FMILe gouvernement congolais et la mission du Fond monétaire international (FMI) ont bouclé, mardi soir à Kinshasa, leurs discussions entamées depuis près de deux semaines. Le contrat chinois, qui faisait obstacle à un programme économique entre le FMI et la RDC, ne pose plus problème et la voie est ouverte pour l’effacement de la dette extérieure de la RDC. C’est ce qui ressort du point de presse tenu, à cette occasion, par le directeur de la zone Afrique du FMI, Brian Hams

Il n’y a plus de divergence entre le FMI et le gouvernement congolais au sujet du contrat chinois. C’est une dette viable et revêt un caractère concessionnel, a indiqué le directeur Afrique du FMI et chef de la mission, Brian Hams. Il reste maintenant au gouvernement de la RDC de présenter des garanties à ses créanciers du club de Paris qui se réunira, sauf changement de calendrier la semaine prochaine. L’acceptation des garanties congolaises par le club de Paris donnera lieu, en décembre, à la réunion du conseil d’administration du FMI. Ce dernier pourra décider du programme économique avec le Congo au terme duquel, plus de 90 % de la dette de la RDC sera annulés.

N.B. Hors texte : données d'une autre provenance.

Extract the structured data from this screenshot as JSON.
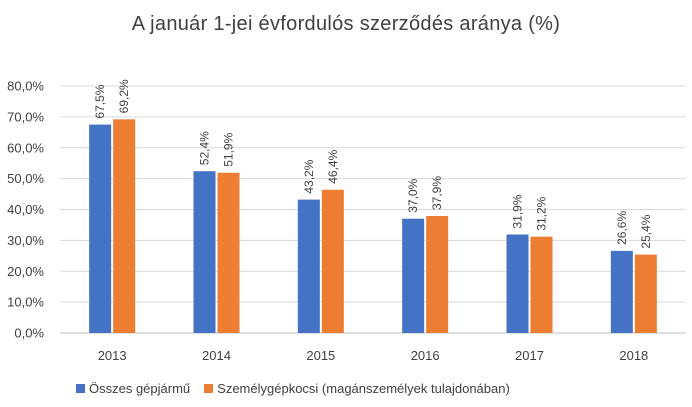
{
  "chart_data": {
    "type": "bar",
    "title": "A január 1-jei évfordulós szerződés aránya (%)",
    "categories": [
      "2013",
      "2014",
      "2015",
      "2016",
      "2017",
      "2018"
    ],
    "series": [
      {
        "name": "Összes gépjármű",
        "color": "#4472C4",
        "values": [
          67.5,
          52.4,
          43.2,
          37.0,
          31.9,
          26.6
        ],
        "labels": [
          "67,5%",
          "52,4%",
          "43,2%",
          "37,0%",
          "31,9%",
          "26,6%"
        ]
      },
      {
        "name": "Személygépkocsi (magánszemélyek tulajdonában)",
        "color": "#ED7D31",
        "values": [
          69.2,
          51.9,
          46.4,
          37.9,
          31.2,
          25.4
        ],
        "labels": [
          "69,2%",
          "51,9%",
          "46,4%",
          "37,9%",
          "31,2%",
          "25,4%"
        ]
      }
    ],
    "yticks": [
      "0,0%",
      "10,0%",
      "20,0%",
      "30,0%",
      "40,0%",
      "50,0%",
      "60,0%",
      "70,0%",
      "80,0%"
    ],
    "ylim": [
      0,
      80
    ],
    "grid": true,
    "legend_position": "bottom-left",
    "data_labels_rotated": true
  }
}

Les discussions entre le gouvernement congolais et le Fond monétaire international visaient, pour les deux parties, à harmoniser leurs points de vue pour que le programme économique 2009 - 2010 soit cohérent avec les objectifs du gouvernement. Elles ont porté entre autre sur la dépréciation à grande échelle du Franc congolais et le taux d’inflation qui a presque doublé depuis le mois d’août. Pour faire face à ce glissement de la monnaie nationale, la BCC avait opté pour la vente des devises aux banques commerciales pour tenter de sauver le Franc. Mais cette pratique a certes étalé ses limites. Le FMI, qui n’a pas non plus apprécié cette résolution, a demandé à la BCC d’y renoncer et de recourir plutôt au billet de trésorerie qui est l’outil efficace que doivent utiliser les institutions financière pour absorber la masse monétaire en circulation sur le marché des biens et des services.

En attendant que la BCC harmonise son programme d’intervention par le billet de trésorerie, il lui est demandé de communiquer au Fonds toutes les analyses et informations hebdomadairement au lieu d’attendre le faire à la fin du mois.